Почти всю зиму продолжала моя влюбленность, остававшаяся тайной. Пришла весна, на месте катка образовалось болото, встречи прекратились, а я так и не решился познакомиться. Вероятно, Игорь заметил мою внезапную привязанность к катку, но ни разу из деликатности он не пошутил надо мною, хотя при его насмешливом характере это и было очень соблазнительно.
11
На троицу, поздней весною, я поехал гостить на Черную речку. В лесах темная зелень сосен и елей перемежалась со светлыми пятнами молодых березовых листьев и веселой молодой травою, настойчиво пробивавшейся между черными ветвями бурелома, обглоданного недавно сошедшим снегом. Нежный мох был мягок и ласков, ландыши усыпали края лесной дороги. Их белые цветы, высвободившись из тесного объятия свернутых трубочкой листьев, горели, озаренные косыми лучами низкого солнца, в глухом сумраке валежника.

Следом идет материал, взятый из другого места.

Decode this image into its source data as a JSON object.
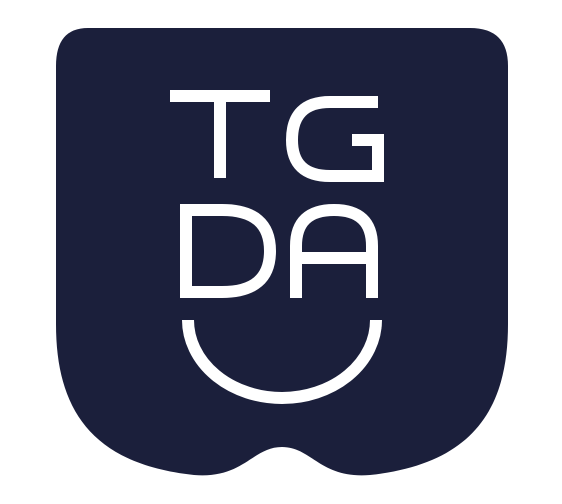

Лес был наполнен щебетаньем обалдевших от весны птиц и протяжным, тилинькающим перезвоном колокольчиков — в первый раз, после долгого зимнего стояния в хлеву, коров выпустили пастись на волю. Этот перезвон, то глухой, то нежный, таявший в синеве утреннего воздуха, сопровождал меня до самого дома. Когда на повороте из-за темного ряда елей, над изумрудной дымкой березовых верхушек, выросла четырехугольная черная башня нашего чернореченского дома с острой иглою громоотвода, вонзившегося в безоблачное небо, меня охватило чувство уже совсем бестолковой, совсем мальчишеской радости.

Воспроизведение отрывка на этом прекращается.